ABC News reports that retired Army Brigadier Gen. Don Bolduc is projected to win the Republican nomination in New Hampshire's Senate race, handing a victory to a controversial candidate in one the nation's marquee midterm contests.
Bolduc defeated a field including state Senate President Chuck Morse. With 87% of the vote in, Bolduc led the field with 37% of the vote, compared with 36% for Morse.
Bolduc hailed his win, saying his victory helped put Republicans "one step closer towards defeating" first-term Democrat Maggie Hassan, one of the Senate's most vulnerable incumbents.
Morse, meanwhile, tweeted overnight that "It’s been a long night & we’ve come up short" and said he "called and wished all the best" to Bolduc.
Bolduc's primary win marks a defeat for establishment Republicans in New Hampshire and Washington, D.C., seeking to elevate Morse, whom they viewed as a more electable candidate to put up against Hassan.
Morse boasted that he'd look to work across the aisle while Bolduc sparked worries over a years-long reputation of courting controversy.
Among other things, Bolduc called popular Republican Gov.
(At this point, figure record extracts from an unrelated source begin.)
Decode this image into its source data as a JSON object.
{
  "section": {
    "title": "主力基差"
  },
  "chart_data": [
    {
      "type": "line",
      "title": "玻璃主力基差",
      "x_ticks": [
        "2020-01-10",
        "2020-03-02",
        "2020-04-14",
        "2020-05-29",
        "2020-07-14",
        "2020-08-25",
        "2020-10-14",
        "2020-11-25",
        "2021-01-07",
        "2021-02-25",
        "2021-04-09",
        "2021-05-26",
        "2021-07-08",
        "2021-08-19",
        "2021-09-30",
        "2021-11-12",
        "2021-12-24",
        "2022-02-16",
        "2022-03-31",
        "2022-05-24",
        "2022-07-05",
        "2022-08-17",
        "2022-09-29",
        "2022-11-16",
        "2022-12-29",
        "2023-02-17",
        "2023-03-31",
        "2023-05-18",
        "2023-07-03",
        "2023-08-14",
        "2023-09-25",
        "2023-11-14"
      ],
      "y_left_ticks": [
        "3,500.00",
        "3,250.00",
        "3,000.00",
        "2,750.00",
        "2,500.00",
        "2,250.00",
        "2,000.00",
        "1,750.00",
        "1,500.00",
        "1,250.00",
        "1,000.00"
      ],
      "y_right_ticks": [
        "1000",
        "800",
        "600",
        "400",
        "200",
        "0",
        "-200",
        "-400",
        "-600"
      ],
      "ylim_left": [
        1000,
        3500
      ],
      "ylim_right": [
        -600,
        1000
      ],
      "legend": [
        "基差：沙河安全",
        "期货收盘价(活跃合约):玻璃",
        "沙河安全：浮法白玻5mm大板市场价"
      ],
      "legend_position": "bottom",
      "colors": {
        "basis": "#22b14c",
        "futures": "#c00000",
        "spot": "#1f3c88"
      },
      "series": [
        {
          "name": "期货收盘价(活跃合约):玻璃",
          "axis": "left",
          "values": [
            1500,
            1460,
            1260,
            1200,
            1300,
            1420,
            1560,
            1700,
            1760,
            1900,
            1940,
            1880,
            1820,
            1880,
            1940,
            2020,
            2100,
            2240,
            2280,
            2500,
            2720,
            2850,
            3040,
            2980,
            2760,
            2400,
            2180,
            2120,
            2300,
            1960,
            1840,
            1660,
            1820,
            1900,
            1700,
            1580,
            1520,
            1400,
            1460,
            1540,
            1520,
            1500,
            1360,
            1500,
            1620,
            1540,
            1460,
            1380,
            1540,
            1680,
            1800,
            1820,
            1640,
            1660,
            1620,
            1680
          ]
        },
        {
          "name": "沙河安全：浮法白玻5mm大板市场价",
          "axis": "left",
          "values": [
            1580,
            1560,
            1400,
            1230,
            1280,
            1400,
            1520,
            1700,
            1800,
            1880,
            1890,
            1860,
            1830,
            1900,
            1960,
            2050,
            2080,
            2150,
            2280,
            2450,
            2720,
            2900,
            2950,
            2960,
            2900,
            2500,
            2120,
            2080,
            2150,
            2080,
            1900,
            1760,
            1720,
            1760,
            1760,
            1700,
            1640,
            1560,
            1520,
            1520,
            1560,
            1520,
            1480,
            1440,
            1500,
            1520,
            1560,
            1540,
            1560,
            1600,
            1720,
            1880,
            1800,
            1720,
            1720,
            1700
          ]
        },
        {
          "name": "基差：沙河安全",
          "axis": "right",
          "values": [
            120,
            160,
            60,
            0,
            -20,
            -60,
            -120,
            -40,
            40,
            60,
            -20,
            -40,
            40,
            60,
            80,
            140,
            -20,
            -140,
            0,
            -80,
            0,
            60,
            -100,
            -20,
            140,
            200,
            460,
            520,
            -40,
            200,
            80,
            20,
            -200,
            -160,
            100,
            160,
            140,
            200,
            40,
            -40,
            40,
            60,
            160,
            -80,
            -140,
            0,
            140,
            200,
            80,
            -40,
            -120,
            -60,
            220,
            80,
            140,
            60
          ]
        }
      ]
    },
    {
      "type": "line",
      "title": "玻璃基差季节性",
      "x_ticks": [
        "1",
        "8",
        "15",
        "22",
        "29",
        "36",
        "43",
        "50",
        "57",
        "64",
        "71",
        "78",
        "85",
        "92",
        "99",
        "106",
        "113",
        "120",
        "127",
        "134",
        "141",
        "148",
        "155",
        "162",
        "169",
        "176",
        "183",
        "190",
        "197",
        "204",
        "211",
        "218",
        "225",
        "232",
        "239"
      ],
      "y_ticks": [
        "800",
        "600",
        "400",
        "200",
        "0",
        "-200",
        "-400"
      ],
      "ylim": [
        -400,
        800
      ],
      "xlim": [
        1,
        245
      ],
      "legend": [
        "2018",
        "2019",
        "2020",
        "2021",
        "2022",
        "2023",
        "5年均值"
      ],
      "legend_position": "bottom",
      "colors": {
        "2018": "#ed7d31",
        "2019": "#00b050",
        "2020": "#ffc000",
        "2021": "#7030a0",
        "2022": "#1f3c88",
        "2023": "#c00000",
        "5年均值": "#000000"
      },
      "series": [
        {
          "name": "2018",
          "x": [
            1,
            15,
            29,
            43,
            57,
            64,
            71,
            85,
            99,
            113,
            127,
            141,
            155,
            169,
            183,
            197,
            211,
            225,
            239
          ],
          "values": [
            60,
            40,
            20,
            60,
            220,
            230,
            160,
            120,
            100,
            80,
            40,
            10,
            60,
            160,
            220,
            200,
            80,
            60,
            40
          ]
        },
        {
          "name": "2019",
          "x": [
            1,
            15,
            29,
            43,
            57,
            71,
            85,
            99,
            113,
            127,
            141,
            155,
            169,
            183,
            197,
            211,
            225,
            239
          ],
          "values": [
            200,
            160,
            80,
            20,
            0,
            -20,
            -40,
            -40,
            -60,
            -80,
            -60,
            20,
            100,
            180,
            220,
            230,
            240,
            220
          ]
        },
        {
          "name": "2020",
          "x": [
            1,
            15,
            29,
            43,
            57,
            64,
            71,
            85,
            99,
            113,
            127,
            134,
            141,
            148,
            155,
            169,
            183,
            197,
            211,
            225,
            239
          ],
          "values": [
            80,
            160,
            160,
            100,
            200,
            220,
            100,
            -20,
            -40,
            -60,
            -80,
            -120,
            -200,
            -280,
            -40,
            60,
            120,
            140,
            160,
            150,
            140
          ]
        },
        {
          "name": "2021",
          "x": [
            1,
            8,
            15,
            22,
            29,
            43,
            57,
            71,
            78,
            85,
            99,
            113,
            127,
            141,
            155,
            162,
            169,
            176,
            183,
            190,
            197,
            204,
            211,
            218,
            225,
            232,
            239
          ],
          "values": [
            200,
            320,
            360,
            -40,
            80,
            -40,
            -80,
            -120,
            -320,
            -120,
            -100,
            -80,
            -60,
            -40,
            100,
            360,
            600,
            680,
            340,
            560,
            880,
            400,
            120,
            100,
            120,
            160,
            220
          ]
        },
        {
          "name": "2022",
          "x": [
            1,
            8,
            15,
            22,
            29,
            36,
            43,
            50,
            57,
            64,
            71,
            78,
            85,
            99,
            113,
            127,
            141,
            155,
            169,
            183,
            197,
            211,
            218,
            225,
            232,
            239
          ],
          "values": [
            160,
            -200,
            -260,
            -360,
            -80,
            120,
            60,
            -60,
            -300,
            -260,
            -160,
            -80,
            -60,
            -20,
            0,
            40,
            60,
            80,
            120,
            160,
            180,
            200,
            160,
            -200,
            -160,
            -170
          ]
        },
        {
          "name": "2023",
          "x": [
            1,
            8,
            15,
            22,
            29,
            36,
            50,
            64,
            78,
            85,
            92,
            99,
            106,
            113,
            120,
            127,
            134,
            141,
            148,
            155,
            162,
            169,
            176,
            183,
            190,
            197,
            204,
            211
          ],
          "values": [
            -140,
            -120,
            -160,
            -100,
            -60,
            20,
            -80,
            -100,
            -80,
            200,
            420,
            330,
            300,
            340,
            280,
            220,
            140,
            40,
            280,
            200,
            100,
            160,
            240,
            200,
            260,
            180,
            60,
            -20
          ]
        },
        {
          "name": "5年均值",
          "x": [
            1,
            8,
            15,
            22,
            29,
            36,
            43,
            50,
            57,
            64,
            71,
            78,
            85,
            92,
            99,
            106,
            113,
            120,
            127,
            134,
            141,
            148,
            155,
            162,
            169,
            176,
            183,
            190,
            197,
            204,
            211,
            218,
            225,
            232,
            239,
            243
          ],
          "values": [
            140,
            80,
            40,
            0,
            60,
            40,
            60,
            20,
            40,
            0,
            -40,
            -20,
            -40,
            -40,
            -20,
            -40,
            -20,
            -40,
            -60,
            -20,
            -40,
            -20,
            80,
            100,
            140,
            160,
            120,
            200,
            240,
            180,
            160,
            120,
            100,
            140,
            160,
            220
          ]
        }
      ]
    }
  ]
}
Chris Sununu a "Chinese Communist sympathizer," said U.S. forces should "get in there on the ground" in Ukraine, advocated for the repeal of the 17th Amendment codifying direct popular election of U.S. senators and accused then-President Donald Trump of rigging the 2020 Senate primary that Bolduc lost by endorsing an opponent.
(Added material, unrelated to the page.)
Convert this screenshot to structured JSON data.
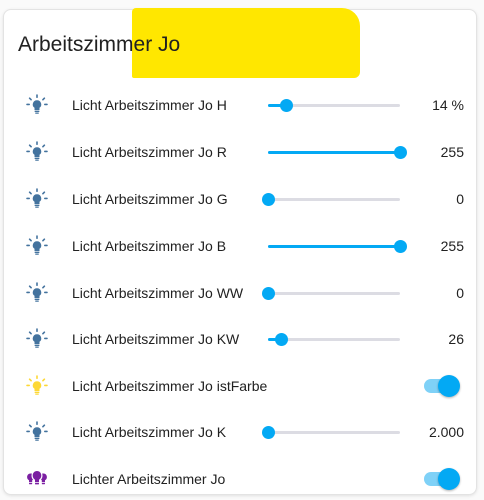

Neither Bolduc nor Morse has as beefy a war chest as Hassan, though Bolduc's fundraising has been particularly anemic.
Amid rising concern over Bolduc's polling lead late into the primary race, Republicans in Washington and Concord mobilized to blunt his momentum.
White Mountain PAC, a political group with reported ties to Senate Minority Leader Mitch McConnell, R-Ky., dumped millions into an ad buy highlighting Bolduc's "crazy ideas." Sununu, who routinely wins reelection by yawning margins, also endorsed Morse, blasting Bolduc as a "conspiracy-theory type" candidate who would struggle to unseat Hassan.
Some Democrats, meanwhile, sought to undercut Morse, seemingly in the belief that elevating Bolduc would net them a more beatable foe. Senate Majority PAC, which has ties to Senate Majority Leader Chuck Schumer, D-N.Y., released an ad tying Morse to McConnell, who has drawn the ire of Trump and his diehard supporters in the grassroots.